Unlike Liu’s family, Christopher Quach, a freshman sociology major, whose family is Vietnamese, has religious as well as cultural traditions that he and his family follow.
During Thanksgiving and Christmas, Quach and his family weave their Buddhist traditions and beliefs into their celebrations.
“My aunt and uncle have a Buddhist altar with a shrine to our ancestors that we all worship and offer food to every time the holidays come around,” Quach said.
Nikhil Mathur, the freshman executive for the Indian Students Association, shared some of the Indian American traditions that take place during this time of year.

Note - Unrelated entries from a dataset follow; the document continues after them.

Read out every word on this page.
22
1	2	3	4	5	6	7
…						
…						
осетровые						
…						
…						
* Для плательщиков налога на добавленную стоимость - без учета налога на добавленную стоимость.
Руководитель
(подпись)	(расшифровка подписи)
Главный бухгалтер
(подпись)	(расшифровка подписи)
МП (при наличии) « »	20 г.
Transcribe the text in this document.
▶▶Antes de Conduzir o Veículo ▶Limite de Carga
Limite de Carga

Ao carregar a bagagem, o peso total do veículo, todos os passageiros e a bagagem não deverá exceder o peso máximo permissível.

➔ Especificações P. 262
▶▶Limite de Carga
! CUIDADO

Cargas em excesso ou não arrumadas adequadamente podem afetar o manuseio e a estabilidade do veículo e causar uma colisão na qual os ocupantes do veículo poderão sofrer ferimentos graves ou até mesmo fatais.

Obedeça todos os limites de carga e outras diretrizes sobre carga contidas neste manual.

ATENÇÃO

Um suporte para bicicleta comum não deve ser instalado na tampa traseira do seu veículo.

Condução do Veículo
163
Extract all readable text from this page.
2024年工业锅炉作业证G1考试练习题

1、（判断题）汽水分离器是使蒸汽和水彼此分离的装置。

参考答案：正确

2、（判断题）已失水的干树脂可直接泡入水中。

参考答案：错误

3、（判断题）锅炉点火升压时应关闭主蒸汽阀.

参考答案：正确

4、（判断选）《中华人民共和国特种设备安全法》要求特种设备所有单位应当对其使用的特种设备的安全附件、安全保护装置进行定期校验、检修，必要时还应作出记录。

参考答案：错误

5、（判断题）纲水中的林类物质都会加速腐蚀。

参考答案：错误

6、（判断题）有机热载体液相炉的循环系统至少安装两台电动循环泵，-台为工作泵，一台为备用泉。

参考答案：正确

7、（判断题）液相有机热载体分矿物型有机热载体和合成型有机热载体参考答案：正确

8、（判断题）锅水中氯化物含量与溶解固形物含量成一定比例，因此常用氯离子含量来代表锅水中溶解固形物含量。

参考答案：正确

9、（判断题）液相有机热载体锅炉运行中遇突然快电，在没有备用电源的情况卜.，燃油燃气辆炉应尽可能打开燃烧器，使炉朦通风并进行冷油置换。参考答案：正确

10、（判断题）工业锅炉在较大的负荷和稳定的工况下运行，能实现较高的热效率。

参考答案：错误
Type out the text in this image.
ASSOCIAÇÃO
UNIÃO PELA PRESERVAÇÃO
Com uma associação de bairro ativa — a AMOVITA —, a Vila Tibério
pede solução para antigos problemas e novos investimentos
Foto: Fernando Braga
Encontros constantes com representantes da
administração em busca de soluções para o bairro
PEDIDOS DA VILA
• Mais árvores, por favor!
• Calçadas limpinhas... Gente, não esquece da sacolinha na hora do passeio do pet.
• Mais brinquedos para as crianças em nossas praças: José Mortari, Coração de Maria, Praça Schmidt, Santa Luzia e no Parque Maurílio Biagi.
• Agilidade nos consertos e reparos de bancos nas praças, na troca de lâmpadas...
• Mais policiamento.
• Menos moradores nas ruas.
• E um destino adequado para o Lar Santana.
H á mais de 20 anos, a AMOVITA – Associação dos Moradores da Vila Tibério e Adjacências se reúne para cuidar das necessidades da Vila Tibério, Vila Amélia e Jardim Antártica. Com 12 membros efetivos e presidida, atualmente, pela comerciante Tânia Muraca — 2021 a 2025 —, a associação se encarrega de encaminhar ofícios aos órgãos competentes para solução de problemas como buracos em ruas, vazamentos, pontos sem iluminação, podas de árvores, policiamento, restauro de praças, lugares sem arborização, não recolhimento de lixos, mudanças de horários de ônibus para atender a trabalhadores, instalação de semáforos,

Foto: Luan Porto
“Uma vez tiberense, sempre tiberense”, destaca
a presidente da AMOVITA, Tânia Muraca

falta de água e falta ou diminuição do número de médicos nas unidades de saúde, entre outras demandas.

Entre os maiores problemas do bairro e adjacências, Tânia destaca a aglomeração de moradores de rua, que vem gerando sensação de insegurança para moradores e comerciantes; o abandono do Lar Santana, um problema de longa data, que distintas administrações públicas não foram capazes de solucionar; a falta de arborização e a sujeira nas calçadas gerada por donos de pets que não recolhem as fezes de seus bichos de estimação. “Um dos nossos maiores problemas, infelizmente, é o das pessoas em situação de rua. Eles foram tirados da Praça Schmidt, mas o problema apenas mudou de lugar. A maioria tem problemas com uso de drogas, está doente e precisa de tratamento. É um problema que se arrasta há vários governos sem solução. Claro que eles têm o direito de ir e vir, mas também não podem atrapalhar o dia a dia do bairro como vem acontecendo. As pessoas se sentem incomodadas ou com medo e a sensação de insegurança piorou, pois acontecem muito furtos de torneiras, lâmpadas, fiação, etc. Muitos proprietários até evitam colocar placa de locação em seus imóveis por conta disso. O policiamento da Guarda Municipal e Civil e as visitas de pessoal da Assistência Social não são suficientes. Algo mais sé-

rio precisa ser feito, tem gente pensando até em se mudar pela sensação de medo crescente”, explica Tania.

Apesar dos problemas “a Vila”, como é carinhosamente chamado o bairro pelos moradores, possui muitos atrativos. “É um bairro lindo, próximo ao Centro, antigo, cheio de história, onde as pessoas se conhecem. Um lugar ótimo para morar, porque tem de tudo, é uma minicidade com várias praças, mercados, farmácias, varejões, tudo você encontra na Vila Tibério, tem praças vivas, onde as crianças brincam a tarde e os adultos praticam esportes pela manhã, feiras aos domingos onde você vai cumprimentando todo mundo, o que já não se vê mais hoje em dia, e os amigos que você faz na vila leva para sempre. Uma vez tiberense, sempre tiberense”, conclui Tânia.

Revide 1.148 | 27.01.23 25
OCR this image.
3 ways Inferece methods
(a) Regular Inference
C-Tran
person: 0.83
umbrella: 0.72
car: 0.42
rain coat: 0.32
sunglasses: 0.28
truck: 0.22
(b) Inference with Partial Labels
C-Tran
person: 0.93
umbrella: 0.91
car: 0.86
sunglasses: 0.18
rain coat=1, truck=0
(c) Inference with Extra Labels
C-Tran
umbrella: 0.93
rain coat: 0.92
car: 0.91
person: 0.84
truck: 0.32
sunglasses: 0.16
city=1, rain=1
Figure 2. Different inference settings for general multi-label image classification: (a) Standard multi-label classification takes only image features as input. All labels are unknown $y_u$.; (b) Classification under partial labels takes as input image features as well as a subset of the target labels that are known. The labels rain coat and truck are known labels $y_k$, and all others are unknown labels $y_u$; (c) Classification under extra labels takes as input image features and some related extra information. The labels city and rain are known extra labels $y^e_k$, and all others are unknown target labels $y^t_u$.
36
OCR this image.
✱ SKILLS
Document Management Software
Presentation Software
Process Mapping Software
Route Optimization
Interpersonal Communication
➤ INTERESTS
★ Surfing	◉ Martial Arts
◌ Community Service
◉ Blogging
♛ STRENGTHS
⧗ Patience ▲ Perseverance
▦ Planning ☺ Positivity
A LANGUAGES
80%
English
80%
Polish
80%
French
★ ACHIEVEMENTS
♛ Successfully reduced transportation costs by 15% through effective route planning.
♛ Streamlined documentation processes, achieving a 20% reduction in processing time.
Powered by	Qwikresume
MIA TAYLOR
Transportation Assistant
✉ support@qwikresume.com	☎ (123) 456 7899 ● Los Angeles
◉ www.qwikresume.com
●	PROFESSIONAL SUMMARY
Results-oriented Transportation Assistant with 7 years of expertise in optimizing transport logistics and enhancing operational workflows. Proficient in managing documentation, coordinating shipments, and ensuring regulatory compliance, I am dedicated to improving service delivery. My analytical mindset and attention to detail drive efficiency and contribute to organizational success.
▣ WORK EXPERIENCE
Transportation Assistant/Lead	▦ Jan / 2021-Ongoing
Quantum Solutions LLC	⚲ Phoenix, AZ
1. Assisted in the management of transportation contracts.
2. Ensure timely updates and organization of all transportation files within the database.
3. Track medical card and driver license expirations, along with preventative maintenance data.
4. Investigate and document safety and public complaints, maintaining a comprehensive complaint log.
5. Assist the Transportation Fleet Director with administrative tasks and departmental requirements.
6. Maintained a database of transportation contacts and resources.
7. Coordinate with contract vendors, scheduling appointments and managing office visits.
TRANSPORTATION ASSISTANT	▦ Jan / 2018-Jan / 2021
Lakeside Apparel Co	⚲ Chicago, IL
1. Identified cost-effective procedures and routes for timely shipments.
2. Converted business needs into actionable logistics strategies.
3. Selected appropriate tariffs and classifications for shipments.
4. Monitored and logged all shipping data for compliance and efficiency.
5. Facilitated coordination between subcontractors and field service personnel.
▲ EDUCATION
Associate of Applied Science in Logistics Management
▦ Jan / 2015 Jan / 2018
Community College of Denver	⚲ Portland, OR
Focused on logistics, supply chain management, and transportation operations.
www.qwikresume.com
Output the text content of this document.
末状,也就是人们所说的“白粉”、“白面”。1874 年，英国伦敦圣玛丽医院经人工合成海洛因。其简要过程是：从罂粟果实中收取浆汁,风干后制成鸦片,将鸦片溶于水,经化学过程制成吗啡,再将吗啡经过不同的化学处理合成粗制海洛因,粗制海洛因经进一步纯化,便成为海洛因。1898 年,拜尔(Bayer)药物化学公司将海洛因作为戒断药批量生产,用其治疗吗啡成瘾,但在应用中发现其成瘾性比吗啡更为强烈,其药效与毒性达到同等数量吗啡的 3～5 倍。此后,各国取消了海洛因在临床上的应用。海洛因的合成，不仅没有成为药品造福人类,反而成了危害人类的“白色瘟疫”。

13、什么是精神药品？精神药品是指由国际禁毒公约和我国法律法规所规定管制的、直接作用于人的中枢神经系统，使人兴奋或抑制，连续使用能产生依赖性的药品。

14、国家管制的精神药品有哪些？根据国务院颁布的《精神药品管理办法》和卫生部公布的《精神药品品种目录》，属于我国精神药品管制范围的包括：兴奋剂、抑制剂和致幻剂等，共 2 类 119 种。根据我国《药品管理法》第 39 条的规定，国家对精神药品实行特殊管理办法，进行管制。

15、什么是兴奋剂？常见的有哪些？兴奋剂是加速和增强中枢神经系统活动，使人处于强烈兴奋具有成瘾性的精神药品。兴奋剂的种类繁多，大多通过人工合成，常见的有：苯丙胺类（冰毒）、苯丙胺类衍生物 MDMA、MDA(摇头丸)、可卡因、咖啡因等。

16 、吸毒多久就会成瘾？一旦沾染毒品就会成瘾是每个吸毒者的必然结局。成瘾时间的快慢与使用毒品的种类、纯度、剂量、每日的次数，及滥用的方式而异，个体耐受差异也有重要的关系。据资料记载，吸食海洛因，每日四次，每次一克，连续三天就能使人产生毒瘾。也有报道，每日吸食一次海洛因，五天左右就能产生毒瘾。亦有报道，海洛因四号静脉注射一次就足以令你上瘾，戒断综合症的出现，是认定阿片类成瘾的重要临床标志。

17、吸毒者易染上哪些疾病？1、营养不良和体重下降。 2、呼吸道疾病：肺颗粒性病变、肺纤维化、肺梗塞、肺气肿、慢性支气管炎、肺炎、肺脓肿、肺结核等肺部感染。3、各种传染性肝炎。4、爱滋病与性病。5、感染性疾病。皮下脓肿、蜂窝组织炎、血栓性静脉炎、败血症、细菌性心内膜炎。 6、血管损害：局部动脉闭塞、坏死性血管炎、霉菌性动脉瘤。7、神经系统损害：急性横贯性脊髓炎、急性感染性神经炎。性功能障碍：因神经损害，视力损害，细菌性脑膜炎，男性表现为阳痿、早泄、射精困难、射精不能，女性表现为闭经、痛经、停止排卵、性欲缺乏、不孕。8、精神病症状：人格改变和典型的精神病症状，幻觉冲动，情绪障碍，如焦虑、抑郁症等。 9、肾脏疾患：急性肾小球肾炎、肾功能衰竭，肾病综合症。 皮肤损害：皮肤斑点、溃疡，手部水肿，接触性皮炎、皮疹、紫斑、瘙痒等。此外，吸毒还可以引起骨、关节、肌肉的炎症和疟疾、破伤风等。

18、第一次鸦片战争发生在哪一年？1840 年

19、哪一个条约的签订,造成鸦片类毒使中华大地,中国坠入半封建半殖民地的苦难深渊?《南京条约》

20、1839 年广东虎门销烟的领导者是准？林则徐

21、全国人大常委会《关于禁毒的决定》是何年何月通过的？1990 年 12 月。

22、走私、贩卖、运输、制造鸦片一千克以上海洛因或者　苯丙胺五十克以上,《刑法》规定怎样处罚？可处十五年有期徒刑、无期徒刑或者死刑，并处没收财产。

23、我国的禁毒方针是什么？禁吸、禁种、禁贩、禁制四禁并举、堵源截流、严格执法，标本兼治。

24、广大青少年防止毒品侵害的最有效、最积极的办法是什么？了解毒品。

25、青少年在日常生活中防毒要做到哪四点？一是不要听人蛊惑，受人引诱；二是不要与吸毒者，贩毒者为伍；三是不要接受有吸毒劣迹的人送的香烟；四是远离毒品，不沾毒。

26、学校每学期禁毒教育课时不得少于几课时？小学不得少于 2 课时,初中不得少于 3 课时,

“The concept of family is huge in the Indian culture, so getting together with all of your family and eating a lot of homemade food is perfect for us,” he said.
He explained how his family celebrates Thanksgiving the same way most Americans do, but that his family also includes traditional Indian food and performs Hindu prayers before eating to give thanks.
Sweets, according to freshman bioengineering major Priyanka Jayanti, are exchanged among Indian-American families during the New Year to signify the “sweet” things in life.
“During Indian holidays, sweets are a really big deal,” Jayanti said. “People usually make a lot and distribute them among their friends and family. And they get some back too.”
These include gulab jamun, deep fried dough soaked in a sugary syrup, and jalebi, deep fried batter in a pretzel or circular shape soaked in syrup.
Mathur and his family also celebrate Diwali, which is the Hindu New Year, also known as the Festival of Lights. It is a holiday that celebrates the triumph of good over evil.
“We do our prayers and then we turn on as many lights as we can in our homes, which is supposed to attract blessings from God,” Mathur said. “We also light candles, known as ‘diyas,’ and put them around the house.”
Diwali is a big celebration that includes setting off fire crackers and getting together with family and friends. Mathur’s family also celebrates the American New Year with a large party of family, friends, food and dancing.
Although Thanksgiving, Christmas and the New Year are viewed as American holidays, many people of diverse cultural and religious backgrounds celebrate them. Each celebration varies depending on the culture, religion or household, but it’s the tradition of celebrating that ultimately brings everyone together.